Vector Store
The Vector Store feature in GenLayer allows developers to enhance their Intelligent Contracts by efficiently storing, retrieving, and calculating similarities between texts using vector embeddings. This feature is particularly useful for tasks that require natural language processing (NLP), such as creating context-aware applications or indexing text data for semantic search.
Key Features of Vector Store
The Vector Store provides several powerful features for managing text data:
1. Text Embedding Storage
You can store text data as vector embeddings, which are mathematical representations of the text, allowing for efficient similarity comparisons. Each stored text is associated with a vector and metadata.
2. Similarity Calculation
The Vector Store allows you to calculate the similarity between a given text and stored vectors using cosine similarity. This is useful for finding the most semantically similar texts, enabling applications like recommendation systems or text-based search.
3. Metadata Management
Along with the text and vectors, you can store additional metadata (any data type) associated with each text entry. This allows developers to link additional information (e.g., IDs or tags) to the text for retrieval.
4. CRUD Operations
The Vector Store provides standard CRUD (Create, Read, Update, Delete) operations, allowing developers to add, update, retrieve, and delete text and vector entries efficiently.

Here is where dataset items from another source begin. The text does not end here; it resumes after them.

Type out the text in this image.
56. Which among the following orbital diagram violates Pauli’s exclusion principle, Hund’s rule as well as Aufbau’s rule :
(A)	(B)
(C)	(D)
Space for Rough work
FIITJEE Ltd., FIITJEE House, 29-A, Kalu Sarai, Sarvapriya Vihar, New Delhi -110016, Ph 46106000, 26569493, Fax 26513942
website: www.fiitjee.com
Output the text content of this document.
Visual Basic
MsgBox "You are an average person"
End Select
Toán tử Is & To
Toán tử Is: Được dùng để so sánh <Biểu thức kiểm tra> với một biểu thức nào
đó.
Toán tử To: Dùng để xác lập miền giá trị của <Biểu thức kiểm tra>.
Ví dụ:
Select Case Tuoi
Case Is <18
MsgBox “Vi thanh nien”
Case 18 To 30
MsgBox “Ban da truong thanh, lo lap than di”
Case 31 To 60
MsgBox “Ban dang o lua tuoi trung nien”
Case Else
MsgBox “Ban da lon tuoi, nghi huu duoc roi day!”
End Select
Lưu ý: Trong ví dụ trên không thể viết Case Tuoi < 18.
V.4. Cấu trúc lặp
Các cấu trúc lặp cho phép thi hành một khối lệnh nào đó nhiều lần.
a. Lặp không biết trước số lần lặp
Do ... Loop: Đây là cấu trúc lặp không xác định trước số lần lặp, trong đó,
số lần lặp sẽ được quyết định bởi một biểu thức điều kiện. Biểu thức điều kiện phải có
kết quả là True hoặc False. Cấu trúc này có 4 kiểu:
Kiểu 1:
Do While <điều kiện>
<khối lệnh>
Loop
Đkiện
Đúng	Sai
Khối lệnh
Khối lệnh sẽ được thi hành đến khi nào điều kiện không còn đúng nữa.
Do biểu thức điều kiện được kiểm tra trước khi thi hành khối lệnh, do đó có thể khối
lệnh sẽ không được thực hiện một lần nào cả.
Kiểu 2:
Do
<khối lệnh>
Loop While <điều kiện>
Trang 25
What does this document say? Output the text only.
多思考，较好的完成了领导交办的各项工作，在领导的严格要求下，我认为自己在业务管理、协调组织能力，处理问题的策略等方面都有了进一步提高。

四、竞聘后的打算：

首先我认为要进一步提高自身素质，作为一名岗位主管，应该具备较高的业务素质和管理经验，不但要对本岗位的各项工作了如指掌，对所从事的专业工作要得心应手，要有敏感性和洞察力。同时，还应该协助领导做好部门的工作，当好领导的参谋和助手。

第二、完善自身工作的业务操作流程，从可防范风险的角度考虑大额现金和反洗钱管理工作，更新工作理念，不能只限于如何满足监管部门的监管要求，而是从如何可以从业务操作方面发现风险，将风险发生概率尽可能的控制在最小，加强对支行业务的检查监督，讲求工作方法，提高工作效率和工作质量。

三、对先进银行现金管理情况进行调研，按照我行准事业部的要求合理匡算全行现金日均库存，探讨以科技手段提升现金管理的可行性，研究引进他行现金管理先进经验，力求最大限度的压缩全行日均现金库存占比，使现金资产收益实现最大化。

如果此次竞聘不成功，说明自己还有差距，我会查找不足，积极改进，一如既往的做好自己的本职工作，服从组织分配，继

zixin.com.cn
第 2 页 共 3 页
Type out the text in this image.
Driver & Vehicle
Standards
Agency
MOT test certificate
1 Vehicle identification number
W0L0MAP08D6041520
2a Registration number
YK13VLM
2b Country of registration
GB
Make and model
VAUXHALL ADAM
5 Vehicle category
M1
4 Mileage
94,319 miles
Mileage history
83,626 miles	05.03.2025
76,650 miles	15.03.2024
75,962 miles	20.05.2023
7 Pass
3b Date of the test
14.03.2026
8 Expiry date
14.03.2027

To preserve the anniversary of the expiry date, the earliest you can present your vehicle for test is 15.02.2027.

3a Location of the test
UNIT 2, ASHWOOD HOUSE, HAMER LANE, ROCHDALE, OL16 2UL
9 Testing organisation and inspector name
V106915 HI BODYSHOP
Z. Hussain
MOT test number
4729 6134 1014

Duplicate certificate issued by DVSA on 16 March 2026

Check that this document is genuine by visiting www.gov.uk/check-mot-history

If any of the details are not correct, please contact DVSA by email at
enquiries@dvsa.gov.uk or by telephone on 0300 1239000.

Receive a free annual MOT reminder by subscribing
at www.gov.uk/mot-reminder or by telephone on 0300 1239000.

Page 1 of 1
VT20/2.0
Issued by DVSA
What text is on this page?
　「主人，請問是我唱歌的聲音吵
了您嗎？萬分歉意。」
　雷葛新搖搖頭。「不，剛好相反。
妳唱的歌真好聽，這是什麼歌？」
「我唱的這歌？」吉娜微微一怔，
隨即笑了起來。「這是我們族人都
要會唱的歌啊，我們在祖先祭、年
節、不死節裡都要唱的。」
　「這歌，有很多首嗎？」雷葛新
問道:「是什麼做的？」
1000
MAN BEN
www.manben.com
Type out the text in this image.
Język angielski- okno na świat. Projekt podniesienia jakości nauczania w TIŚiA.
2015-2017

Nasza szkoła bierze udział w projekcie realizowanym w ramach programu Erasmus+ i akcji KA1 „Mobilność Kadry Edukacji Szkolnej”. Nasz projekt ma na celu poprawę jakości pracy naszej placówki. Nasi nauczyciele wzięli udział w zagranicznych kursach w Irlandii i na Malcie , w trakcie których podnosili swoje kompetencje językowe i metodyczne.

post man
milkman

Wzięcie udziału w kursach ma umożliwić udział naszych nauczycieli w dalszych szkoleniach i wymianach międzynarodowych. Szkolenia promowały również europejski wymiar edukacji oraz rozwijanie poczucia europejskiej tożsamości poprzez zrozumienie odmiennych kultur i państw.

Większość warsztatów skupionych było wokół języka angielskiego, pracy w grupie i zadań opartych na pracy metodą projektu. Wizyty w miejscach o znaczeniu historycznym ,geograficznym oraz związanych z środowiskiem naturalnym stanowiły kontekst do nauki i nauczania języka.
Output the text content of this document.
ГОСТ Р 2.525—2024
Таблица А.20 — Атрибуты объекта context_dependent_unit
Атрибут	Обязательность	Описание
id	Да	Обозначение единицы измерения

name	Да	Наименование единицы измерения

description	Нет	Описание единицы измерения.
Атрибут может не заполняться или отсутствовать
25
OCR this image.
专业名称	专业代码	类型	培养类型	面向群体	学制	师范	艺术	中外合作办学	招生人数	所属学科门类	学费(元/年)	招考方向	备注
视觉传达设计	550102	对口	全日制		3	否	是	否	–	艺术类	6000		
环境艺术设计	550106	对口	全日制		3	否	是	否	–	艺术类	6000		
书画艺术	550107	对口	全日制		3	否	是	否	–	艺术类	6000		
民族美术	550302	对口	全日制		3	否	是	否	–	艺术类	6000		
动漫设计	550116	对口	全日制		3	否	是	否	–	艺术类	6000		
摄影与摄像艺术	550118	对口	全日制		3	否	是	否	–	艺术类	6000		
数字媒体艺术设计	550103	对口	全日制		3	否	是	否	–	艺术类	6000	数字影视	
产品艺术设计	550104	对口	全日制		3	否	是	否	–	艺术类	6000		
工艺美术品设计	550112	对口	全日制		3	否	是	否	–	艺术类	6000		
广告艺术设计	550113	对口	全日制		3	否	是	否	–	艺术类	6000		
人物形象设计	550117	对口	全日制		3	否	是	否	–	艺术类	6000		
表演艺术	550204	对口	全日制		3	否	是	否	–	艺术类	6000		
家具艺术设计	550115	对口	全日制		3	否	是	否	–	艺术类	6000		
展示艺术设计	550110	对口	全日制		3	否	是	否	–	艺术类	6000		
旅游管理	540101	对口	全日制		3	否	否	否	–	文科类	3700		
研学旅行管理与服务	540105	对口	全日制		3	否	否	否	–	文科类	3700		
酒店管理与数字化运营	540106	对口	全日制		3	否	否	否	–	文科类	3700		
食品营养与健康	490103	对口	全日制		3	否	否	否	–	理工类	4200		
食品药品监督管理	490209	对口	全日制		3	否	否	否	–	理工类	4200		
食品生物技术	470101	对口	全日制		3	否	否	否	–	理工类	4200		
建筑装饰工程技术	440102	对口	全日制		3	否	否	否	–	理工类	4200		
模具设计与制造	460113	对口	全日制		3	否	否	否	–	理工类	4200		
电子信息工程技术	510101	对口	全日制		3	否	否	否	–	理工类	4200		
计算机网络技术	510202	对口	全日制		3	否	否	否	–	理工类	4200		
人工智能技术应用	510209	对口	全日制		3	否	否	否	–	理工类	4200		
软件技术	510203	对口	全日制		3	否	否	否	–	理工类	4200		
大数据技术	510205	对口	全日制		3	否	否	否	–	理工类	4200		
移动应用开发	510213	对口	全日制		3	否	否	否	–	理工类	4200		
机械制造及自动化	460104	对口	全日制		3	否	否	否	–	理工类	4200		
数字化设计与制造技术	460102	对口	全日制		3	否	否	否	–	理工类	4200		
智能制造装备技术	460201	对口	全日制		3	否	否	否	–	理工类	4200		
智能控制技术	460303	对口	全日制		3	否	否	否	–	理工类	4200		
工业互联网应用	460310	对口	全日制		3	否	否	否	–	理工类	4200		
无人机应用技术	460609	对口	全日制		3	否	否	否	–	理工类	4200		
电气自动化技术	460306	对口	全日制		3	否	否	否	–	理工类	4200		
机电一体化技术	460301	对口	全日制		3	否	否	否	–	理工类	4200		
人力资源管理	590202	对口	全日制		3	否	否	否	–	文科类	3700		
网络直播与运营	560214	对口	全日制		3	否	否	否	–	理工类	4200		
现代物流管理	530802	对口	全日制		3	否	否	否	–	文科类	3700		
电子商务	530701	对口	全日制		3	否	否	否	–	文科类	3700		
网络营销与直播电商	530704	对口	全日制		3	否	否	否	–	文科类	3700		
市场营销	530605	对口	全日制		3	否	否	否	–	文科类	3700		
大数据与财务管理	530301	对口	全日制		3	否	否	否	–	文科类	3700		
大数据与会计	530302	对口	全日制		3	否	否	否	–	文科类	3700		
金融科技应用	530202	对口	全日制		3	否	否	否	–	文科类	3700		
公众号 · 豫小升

How to Use Vector Store in Your Contracts
To use the Vector Store in your Intelligent Contracts, you will interact with its methods to add and retrieve text data, calculate similarities, and manage vector storage. Below are the details of how to use this feature.
Importing Vector Store
First, import the VectorStore class from the standard library in your contract:
from backend.node.genvm.std.vector_store import VectorStore
Creating a Contract with Vector Store
Here’s an example of a contract using the Vector Store for indexing and searching text logs:
# {
# "Seq": [
# { "Depends": "py-lib-genlayermodelwrappers:test" },
# { "Depends": "py-genlayer:test" }
# ]
# }
from genlayer import *
import genlayermodelwrappers
import numpy as np
from dataclasses import dataclass
@dataclass
class StoreValue:
log_id: u256
text: str
# contract class
@gl.contract
class LogIndexer:
vector_store: VecDB[np.float32, typing.Literal[384], StoreValue]
def __init__(self):
pass
def get_embedding_generator(self):
return genlayermodelwrappers.SentenceTransformer("all-MiniLM-L6-v2")
def get_embedding(
self, txt: str
) -> np.ndarray[tuple[typing.Literal[384]], np.dtypes.Float32DType]:
return self.get_embedding_generator()(txt)
@gl.public.view
def get_closest_vector(self, text: str) -> dict | None:
emb = self.get_embedding(text)
result = list(self.vector_store.knn(emb, 1))
if len(result) == 0:
return None
result = result[0]
return {
"vector": list(str(x) for x in result.key),
"similarity": str(1 - result.distance),
"id": result.value.log_id,
"text": result.value.text,
}
@gl.public.write
def add_log(self, log: str, log_id: int) -> None:
emb = self.get_embedding(log)
self.vector_store.insert(emb, StoreValue(text=log, log_id=u256(log_id)))
@gl.public.write
def update_log(self, log_id: int, log: str) -> None:
emb = self.get_embedding(log)
for elem in self.vector_store.knn(emb, 2):
if elem.value.text == log:
elem.value.log_id = u256(log_id)
@gl.public.write
def remove_log(self, id: int) -> None:
for el in self.vector_store:
if el.value.log_id == id:
el.remove()